Anton Goubau or Anton Goebouw was a Flemish Baroque painter. He spent time in Rome where he moved in the circle of the Bamboccianti, Dutch and Flemish genre painters who created small cabinet paintings of the everyday life of the lower classes in Rome and its countryside. He is known for his Italianate landscapes and genre paintings in the style of the Bamboccianti and his history paintings with mythological and religious themes.
Goubau was born in a well-off family in Antwerp. He commenced his study of painting under Jan de Farius in 1629. He became a master of the Antwerp Guild of Saint Luke in 1636 or 1637. He is recorded in Paris in 1642 and then travelled on to Italy. He stayed in Rome from 1644 to 1650. Here he became close to the group of genre painters around Pieter van Laar commonly referred to as the 'Bamboccianti'.

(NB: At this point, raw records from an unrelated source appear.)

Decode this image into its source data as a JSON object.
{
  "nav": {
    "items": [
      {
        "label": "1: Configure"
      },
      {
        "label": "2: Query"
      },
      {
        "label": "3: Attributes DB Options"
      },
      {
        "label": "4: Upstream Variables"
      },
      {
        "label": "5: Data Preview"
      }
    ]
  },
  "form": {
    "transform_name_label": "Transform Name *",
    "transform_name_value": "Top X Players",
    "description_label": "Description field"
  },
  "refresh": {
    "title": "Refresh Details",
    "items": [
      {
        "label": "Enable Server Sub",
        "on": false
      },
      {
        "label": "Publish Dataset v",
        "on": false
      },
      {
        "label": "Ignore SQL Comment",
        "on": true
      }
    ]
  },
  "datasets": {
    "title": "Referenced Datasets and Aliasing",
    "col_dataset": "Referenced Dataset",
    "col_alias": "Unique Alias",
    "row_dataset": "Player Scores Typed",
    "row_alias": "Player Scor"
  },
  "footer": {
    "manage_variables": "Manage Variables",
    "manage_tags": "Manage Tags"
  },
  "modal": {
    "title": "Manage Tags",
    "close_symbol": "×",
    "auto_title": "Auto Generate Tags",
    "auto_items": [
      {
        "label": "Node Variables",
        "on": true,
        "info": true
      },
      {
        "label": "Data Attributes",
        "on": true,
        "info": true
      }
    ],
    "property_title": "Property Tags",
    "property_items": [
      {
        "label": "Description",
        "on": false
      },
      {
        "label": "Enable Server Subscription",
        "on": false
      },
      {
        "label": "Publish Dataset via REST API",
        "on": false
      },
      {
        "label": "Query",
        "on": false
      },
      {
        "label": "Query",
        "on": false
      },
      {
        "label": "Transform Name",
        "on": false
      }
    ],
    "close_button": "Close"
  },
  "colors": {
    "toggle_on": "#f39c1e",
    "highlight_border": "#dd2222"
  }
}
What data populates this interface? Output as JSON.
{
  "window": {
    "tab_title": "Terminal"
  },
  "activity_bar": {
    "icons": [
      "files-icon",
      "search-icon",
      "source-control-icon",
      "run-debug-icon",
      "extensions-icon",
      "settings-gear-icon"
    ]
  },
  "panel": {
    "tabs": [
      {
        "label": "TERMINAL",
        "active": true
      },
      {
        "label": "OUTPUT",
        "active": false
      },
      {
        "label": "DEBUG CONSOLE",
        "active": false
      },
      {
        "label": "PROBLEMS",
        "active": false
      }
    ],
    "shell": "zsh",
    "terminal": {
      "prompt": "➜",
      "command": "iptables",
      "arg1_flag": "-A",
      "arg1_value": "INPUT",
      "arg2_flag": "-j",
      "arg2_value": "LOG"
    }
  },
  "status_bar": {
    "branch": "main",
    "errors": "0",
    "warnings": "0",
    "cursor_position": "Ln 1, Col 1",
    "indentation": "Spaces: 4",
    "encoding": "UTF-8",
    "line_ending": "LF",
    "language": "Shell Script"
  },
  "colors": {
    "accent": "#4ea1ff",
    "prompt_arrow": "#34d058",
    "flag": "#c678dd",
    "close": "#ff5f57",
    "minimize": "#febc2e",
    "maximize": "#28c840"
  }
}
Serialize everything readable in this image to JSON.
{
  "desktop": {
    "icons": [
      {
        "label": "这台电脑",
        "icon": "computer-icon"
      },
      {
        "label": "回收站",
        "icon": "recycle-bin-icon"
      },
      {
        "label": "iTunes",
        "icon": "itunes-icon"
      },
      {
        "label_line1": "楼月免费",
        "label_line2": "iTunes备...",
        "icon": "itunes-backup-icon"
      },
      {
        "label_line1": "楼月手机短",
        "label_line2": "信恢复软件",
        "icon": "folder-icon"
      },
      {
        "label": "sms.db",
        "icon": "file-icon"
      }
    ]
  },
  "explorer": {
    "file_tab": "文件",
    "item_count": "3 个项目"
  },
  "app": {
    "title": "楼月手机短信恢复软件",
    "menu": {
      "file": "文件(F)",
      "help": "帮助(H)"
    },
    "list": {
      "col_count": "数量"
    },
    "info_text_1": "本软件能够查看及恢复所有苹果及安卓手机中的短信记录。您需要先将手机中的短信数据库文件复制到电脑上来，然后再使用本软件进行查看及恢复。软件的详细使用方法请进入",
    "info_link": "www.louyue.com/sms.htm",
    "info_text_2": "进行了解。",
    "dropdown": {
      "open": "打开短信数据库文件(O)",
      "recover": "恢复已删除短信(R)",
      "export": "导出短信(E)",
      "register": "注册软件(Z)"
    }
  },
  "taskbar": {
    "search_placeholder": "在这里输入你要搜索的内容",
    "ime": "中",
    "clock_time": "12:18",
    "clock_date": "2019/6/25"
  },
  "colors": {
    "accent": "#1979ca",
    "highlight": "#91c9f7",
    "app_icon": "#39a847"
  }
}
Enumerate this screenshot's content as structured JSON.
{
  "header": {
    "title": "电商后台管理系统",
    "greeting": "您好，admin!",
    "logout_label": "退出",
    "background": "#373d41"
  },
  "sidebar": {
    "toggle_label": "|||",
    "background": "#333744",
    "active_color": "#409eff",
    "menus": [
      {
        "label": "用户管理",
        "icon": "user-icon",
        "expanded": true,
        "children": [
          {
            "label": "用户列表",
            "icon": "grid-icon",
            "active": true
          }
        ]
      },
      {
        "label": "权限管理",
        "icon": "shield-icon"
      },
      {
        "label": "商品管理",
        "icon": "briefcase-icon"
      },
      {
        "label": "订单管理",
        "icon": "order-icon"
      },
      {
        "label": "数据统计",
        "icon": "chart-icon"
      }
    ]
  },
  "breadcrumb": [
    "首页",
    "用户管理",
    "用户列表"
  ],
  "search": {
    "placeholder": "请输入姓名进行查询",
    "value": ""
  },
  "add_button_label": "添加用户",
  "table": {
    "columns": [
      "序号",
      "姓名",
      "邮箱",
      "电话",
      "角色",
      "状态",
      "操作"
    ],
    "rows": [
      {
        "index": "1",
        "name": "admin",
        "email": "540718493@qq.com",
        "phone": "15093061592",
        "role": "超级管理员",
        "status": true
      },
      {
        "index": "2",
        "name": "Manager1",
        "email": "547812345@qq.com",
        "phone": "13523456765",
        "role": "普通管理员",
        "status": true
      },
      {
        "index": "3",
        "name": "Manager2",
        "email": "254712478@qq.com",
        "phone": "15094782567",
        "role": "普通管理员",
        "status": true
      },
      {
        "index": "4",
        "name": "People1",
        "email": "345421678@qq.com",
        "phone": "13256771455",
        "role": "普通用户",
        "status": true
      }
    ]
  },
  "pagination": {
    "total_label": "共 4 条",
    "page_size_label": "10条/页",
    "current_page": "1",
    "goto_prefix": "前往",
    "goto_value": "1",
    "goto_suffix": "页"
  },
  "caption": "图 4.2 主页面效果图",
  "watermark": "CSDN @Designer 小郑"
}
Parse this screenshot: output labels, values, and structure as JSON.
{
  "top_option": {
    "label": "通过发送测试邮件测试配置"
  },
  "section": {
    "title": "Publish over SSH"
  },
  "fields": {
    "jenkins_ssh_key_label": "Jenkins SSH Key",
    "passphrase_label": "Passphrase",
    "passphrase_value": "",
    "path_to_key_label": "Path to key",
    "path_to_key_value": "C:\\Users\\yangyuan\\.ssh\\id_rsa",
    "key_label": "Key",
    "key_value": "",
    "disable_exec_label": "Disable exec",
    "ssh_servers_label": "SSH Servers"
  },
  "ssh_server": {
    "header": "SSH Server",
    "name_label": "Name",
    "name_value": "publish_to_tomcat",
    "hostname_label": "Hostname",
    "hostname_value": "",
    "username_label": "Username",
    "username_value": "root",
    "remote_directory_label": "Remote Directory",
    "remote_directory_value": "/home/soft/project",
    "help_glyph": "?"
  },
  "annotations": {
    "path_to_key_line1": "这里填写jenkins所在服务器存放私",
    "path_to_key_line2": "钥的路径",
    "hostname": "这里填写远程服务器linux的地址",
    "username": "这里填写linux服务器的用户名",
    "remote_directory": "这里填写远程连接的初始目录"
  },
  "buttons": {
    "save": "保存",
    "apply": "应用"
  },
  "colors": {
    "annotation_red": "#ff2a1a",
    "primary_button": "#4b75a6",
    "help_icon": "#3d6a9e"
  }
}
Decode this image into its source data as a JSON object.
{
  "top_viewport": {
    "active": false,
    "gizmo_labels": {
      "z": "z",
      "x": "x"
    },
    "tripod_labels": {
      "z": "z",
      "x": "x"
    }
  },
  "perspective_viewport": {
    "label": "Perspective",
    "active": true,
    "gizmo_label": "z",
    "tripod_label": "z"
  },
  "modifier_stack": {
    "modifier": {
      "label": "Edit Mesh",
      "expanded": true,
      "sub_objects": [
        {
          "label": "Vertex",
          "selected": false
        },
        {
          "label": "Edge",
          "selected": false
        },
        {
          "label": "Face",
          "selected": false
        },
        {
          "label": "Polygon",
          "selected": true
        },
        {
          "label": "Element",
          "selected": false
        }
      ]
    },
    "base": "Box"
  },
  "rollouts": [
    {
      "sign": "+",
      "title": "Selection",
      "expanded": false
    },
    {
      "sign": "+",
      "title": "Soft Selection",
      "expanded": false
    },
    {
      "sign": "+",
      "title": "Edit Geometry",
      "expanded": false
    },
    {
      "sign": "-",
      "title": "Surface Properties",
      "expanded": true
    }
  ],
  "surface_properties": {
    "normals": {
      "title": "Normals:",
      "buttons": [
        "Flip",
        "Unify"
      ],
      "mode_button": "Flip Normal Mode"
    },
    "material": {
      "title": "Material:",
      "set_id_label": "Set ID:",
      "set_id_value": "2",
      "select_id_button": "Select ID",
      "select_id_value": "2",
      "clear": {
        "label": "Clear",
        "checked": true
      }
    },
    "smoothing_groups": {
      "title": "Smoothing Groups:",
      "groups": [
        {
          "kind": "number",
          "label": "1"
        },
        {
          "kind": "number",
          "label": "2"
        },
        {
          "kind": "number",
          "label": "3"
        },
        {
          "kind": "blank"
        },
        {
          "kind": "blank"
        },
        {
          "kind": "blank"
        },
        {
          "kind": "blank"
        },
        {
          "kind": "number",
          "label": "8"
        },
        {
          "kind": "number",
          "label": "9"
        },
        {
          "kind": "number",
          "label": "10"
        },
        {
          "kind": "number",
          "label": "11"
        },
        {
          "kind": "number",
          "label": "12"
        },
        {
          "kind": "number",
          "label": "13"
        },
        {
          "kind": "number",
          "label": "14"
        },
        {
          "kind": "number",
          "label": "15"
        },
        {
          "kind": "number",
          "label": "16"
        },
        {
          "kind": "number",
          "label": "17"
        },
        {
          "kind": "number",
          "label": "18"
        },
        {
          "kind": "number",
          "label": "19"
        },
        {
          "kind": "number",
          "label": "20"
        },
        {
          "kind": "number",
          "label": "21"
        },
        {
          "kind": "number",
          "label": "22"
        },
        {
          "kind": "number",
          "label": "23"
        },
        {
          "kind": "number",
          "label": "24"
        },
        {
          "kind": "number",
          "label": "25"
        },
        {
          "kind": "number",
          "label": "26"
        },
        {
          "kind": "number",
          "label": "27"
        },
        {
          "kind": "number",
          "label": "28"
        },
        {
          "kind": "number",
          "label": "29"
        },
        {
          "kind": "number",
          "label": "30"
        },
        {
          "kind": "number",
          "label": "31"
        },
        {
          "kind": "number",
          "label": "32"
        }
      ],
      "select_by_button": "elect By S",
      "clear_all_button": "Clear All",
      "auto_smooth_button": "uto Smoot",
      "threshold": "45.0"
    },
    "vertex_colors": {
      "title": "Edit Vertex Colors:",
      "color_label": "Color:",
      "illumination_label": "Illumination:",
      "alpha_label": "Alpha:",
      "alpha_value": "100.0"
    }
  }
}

There is no evidence that he joined the Bentvueghels, the association of mainly Dutch and Flemish artists working in Rome, even though he painted a work entitled The study of art in Rome (1662, now in the Royal Museum of Fine Arts Antwerp), which depicts several members of the Bentvueghels making drawings of Antique ruins in a landscape outside Rome. This proves that he moved in the circle of the Bentvueghels.
In 1650 Goubau returned to Antwerp, where he received many commissions for religious works. He also continued to paint Italianate landscapes with many figures and antique ruins serving an international clientele including German aristocrats.
His pupils included Abraham Couchet, Arnold Gerardi, Justus Gerardi, Laureys Goubau, Nicolas de Largillière, Jan Baptist Tijssens the Elder and Jan Baptist Tijssens the Younger.
Goubau died in Antwerp on 11 March 1698.